In a previous study, based on the same MRI data, subjective interpretation of the MR images was used to identify HIZ and correlate the findings with pain provoked by discography. No correlations were found, possibly due to the limitation in the evaluation of the IVDs [12]. As shown by the present findings, all fissures extending to the outer annulus were not visible in the MR images as HIZ. Also, all fissures displayed as HIZ may not be potentially painful fissure phenotypes and fissures that cause pain might not always display a visible HIZ. This highlights the need for better LBP phenotypes. To reduce the human influence, computer-assisted postprocessing tools, as here presented, are needed. With such tools, objective markers from the MR images can be extracted for improved IVD evaluation.

Limitations

A strength of the present study was the unique data set, including both MR images and CT-discograms.
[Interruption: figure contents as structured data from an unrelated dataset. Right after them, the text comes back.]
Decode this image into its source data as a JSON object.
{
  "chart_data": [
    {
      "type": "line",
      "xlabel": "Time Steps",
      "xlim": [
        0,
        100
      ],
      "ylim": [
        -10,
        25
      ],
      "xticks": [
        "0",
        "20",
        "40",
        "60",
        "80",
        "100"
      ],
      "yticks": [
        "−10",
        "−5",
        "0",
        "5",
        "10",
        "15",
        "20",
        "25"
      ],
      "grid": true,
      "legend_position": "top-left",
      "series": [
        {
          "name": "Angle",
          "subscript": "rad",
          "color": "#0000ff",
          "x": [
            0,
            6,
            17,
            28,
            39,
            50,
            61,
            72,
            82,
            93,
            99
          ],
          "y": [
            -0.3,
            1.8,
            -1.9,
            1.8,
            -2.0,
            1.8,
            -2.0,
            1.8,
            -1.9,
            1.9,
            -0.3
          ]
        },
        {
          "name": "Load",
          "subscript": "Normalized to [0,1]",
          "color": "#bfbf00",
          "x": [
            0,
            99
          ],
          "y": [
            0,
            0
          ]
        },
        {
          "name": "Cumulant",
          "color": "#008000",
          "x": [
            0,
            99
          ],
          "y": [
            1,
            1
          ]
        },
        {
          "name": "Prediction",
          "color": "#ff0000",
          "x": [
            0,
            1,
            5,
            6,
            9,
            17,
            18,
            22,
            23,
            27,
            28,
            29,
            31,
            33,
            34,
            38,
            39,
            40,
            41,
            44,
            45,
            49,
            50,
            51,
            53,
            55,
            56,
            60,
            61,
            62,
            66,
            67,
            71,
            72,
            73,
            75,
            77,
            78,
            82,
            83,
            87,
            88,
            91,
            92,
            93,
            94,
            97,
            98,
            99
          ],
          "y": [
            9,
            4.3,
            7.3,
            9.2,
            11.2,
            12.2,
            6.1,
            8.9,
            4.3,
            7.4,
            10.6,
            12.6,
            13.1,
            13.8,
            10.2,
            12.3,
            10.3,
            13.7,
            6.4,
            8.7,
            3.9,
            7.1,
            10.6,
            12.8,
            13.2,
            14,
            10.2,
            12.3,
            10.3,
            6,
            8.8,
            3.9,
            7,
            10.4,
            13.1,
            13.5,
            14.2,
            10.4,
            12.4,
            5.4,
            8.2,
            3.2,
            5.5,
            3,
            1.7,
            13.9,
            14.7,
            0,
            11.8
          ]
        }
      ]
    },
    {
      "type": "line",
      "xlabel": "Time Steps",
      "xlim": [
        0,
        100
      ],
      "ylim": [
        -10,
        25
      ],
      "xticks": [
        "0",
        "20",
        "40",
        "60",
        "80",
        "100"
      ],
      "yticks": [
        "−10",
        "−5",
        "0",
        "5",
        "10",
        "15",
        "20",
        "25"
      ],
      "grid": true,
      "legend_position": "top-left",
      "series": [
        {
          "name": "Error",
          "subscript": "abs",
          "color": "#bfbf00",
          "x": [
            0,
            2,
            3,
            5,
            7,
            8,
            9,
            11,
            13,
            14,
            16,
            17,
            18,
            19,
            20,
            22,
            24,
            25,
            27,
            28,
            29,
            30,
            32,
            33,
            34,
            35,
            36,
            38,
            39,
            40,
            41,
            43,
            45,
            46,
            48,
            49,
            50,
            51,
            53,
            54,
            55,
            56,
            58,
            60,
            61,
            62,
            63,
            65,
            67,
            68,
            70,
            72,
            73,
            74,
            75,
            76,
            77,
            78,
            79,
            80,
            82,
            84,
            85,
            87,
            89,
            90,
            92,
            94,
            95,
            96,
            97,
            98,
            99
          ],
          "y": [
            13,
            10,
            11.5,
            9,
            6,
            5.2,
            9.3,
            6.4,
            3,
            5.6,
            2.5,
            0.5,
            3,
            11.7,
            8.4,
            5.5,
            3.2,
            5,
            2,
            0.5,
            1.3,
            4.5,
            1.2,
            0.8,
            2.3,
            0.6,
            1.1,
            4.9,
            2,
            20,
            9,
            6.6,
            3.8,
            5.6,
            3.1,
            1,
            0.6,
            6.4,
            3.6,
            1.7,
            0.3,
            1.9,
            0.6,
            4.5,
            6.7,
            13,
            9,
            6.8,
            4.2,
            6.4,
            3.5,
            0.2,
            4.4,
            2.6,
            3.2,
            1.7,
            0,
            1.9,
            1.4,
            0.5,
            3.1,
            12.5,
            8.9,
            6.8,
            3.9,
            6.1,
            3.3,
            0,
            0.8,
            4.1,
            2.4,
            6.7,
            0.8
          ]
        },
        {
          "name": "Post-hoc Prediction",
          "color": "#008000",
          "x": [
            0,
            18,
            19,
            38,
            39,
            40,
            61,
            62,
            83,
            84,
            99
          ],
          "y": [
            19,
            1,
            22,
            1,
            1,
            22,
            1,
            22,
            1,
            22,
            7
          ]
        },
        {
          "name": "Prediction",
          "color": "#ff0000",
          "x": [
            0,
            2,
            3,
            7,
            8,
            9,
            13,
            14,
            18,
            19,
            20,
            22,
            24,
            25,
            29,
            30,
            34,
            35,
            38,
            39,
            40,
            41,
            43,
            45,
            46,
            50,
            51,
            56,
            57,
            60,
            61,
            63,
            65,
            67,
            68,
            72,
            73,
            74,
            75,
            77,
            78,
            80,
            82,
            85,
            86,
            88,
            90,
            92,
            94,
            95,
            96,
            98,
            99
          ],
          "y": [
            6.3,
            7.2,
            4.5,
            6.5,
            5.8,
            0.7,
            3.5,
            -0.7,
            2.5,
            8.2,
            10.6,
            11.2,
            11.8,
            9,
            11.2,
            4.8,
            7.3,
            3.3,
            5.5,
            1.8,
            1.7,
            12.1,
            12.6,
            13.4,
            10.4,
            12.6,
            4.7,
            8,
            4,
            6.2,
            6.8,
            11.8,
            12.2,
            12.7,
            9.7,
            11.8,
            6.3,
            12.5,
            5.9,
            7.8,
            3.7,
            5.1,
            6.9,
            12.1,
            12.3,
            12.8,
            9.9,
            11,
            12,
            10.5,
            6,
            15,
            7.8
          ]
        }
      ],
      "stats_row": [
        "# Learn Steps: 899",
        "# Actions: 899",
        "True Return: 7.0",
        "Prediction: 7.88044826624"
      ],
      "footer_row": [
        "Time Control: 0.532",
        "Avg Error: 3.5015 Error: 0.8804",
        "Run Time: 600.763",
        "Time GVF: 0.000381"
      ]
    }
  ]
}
With CT-discograms as a reference, the machine-learning algorithm could merge the MRI markers into an aggregated fissure model with strong predictive power. However, the pain model may have been limited by the reference method. Provocative discography, which no longer is used in our clinic, remains controversial for diagnosing the pain source in LBP patients [4]. Also, the method has been reported to induce a pressure increase in adjacent discs that might cause a false positive pain-response for the injected IVD [20]. This may have contaminated the analysis and degraded the pain prediction. Moreover, only LBP patients with discography data were included in the study and this may have introduced a selection bias. Another limitation of the study was the lack of an external validation set and the small training and test sets. Nevertheless, the learning curve for the fissure model showed a rapid convergence towards a very high score, indicating that only a small number of data points are needed for this model.

Conclusions

The present study showed that machine-learning modelling including global and regional MRI markers can differentiate IVDs with potential painful fissures from IVDs without such fissures and, hence, can enable individualized diagnostics. Such model could be of importance to uncover phenotypes of IVDs causing pain. However, the model only demonstrated moderate diagnostic accuracy regarding pain which could be assigned to either a non-sufficient algorithm or the used pain reference.